Date of Release: Tue, Jan. 10th, 2006
Version 2
The NIST 2005 Automatic Content Extraction Evaluation (ACE05) was part of an ongoing series of evaluations dedicated to the development of technologies that automatically infer meaning from language data. NIST conducts these evaluations in order to support information extraction research and help advance the state-of-the-art in information extraction technology. These evaluations provide an important contribution to the direction of research efforts and the calibration of technical capabilities.
|
Disclaimer These results are not to be construed, or represented as endorsements of any participant's system or commercial product, or as official findings on the part of NIST or the U.S. Government. Note that the results submitted by developers were generally from research systems, not commercially available products. Since ACE05 was an evaluation of research algorithms, the ACE05 test design required local implementation by each participant. As such, participants were only required to submit their system output to NIST for scoring. The systems themselves were not evaluated. The data, protocols, and metrics employed in this evaluation were chosen to support Information Extraction research and should not be construed as indicating how well these systems would perform in applications. While changes in the data domain, or changes in the amount of data used to build a system, can greatly influence system performance, changing the task protocols could indicate different performance strengths and weaknesses for these same systems. For that reason, this should not be considered a product testing exercise. |
The ACE05 evaluation consisted of five main tasks, three mention level tasks, and three diagnostic tasks. These tasks require systems to process language data in documents and then to output, for each of these documents, information about the entities, values, temporal expressions, relations, and events mentioned or discussed in them. These tasks are evaluated separately for one or more of the ACE languages (Arabic, Chinese, and/or English).
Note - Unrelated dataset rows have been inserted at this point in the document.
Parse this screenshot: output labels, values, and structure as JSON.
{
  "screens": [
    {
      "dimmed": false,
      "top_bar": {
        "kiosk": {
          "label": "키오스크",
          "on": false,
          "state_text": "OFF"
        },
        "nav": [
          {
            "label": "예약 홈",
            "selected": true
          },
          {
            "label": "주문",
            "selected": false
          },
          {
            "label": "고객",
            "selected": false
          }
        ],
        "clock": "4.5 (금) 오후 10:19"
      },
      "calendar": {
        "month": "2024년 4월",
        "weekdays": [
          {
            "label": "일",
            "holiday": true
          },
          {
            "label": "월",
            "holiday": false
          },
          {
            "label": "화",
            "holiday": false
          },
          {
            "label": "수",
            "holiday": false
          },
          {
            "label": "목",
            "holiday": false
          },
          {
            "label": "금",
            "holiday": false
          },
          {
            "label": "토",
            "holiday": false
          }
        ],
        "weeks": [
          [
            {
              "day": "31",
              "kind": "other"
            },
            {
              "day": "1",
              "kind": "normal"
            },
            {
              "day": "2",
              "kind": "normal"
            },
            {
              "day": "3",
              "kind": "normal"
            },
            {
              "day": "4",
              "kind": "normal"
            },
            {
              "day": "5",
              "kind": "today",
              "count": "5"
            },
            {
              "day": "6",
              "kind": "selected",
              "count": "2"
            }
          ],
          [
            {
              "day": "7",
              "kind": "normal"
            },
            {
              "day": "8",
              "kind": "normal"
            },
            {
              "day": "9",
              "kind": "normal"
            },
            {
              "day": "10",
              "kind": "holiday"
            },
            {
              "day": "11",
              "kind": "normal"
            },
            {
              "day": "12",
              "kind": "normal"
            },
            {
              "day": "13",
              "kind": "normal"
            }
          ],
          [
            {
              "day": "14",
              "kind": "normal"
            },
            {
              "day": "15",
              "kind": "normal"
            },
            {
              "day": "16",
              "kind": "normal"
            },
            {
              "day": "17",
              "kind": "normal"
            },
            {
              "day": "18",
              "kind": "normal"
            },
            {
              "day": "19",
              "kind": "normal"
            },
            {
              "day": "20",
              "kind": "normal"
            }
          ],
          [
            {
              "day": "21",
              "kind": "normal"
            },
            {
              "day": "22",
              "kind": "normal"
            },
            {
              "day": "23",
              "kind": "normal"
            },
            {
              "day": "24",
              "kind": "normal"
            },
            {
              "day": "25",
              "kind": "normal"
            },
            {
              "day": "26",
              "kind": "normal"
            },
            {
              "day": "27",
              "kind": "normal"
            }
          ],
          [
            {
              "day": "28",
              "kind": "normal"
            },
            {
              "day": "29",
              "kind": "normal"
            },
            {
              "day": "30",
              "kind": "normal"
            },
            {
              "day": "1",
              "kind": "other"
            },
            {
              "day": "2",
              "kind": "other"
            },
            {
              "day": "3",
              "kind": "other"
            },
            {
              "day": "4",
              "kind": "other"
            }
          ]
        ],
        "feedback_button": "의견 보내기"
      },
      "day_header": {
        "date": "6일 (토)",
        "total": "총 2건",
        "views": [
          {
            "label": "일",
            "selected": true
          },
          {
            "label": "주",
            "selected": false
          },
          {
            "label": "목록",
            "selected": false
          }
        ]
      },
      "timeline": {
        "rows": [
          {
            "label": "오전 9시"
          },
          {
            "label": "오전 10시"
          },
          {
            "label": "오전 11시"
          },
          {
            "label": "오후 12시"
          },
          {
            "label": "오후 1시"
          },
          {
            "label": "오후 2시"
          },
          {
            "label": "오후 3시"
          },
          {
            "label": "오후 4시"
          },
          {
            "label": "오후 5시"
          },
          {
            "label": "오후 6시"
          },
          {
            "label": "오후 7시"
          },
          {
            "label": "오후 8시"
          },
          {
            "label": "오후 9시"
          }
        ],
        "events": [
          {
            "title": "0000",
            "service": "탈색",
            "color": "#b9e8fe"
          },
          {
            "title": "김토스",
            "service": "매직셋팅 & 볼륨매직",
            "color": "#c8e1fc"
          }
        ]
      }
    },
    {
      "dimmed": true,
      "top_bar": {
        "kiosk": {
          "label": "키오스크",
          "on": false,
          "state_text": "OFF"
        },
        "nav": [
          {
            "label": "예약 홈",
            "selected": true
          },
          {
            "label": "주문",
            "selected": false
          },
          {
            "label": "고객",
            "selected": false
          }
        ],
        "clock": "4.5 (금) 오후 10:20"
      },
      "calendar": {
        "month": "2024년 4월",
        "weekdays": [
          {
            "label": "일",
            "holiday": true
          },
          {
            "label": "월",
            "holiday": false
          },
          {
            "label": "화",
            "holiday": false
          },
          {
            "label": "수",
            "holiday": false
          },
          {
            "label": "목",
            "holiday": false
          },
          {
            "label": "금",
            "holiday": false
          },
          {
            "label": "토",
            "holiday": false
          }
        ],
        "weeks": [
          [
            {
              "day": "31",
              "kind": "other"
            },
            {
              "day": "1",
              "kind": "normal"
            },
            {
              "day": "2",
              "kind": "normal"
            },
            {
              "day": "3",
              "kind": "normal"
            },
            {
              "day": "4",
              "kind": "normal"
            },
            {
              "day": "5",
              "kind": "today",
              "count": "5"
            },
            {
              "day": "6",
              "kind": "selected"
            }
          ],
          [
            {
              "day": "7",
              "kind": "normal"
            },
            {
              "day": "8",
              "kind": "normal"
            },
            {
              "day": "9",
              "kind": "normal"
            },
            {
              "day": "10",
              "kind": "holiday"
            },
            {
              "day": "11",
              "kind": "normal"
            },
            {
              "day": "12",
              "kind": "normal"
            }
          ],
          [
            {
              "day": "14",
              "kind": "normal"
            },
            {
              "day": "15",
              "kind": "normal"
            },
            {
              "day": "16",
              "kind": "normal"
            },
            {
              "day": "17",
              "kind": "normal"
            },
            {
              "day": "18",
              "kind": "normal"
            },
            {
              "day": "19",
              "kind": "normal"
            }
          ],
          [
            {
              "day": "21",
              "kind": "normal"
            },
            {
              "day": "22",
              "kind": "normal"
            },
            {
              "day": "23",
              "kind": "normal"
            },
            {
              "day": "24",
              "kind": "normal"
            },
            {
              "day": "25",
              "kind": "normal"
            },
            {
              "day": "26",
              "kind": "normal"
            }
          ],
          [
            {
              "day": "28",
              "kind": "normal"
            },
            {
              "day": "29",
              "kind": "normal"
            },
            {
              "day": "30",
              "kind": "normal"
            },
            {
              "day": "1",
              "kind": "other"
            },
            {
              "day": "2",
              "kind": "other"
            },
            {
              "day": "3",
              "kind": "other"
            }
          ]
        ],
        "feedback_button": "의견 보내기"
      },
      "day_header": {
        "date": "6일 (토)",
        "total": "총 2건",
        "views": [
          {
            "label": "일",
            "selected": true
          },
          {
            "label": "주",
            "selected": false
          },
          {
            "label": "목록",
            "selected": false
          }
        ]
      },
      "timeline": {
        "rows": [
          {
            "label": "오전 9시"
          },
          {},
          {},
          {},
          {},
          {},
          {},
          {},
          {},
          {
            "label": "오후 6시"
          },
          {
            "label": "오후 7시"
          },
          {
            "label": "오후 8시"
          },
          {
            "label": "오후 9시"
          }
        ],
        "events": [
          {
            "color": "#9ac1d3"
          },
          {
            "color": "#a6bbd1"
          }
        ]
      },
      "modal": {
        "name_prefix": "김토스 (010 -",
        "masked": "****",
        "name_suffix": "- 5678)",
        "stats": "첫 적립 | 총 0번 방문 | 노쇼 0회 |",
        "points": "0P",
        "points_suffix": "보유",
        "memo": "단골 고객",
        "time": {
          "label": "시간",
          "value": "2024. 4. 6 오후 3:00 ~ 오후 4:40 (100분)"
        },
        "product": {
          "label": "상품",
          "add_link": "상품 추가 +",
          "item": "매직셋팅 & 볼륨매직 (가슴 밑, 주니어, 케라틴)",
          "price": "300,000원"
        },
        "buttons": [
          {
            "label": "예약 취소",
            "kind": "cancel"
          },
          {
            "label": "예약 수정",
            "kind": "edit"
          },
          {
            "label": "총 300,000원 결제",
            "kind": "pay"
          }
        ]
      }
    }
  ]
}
View the official ACE evaluation specification document for a complete listing of the evaluation protocols and the list of language and task combinations evaluated (page 4, table 8).
There were three evaluation source sets, one for each language under test. The English source set contained approximately 50,000 words from the following domains:
View the official ACE evaluation specification document for a complete listing of the sources and time epochs of the evaluation data (page 6, table 10).
Both the Chinese and English evaluation test sets were fully annotated by the Linguistic Data Consortium. The Arabic evaluation set was annotated by an outside source and a shortage of funding resulted in less than 33% of the evaluation data being properly annotated. For this reason, Arabic results will not be posted since the lack of reference data reduces the statistical power of the results.
Each ACE task is a composite task involving detection and one or more of recognition, clustering, and normalization. Multiple attributes are considered important and individually measured with the overall performance being measured using a value formula that applies weights to each attribute.
The value score is defined to be the sum of all values of all of the system's output tokens, normalized by the sum of the values of the reference data. The possible value of a system output token depends on how closely it matches that of the reference token to which it is mapped. A value score can range from a negative score up to 100%.
View the appendices of the official ACE evaluation specification document for a complete description of the ACE scoring formulas.
The table below lists the sites that participated in one or more of the five main ACE tasks for the 2005 Automatic Content Extraction evaluation. The letters 'A', 'C', and 'E' are used to identify which language(s) were processed by each site's system:
|
Site
|
entities
|
relations
|
events
|
time
|
values
|
| University of Amsterdam | E | - | E | E | - |
| BBN Technologies | ACE | ACE | CE | - | CE |
| #Basis Technology, Inc. | ACE | - | - | - | - |
| University of Colorado | CE | CE | - | - | - |
| #Harbin Institute of Technology | CE | - | - | - | - |
| IBM | ACE | ACE | E | - | - |
| Janya Inc. | - | - | - | E | - |
| Language Computer Corporation | - | - | - | E | - |
| Lockheed Martin | E | - | E | E | E |
| New York University | C | - | - | - | - |
| Peking University | - | - | - | C | C |
| #Polytechnic University of Hong Kong | CE | - | - | C | - |
| SRA team #1 | E | E | - | - | - |
| SRA team #2 | E | E | - | - | - |
| #XIAMEN University | C | - | - | - | - |
# Sites that did not fulfill the requirement of attending the follow-up workshop.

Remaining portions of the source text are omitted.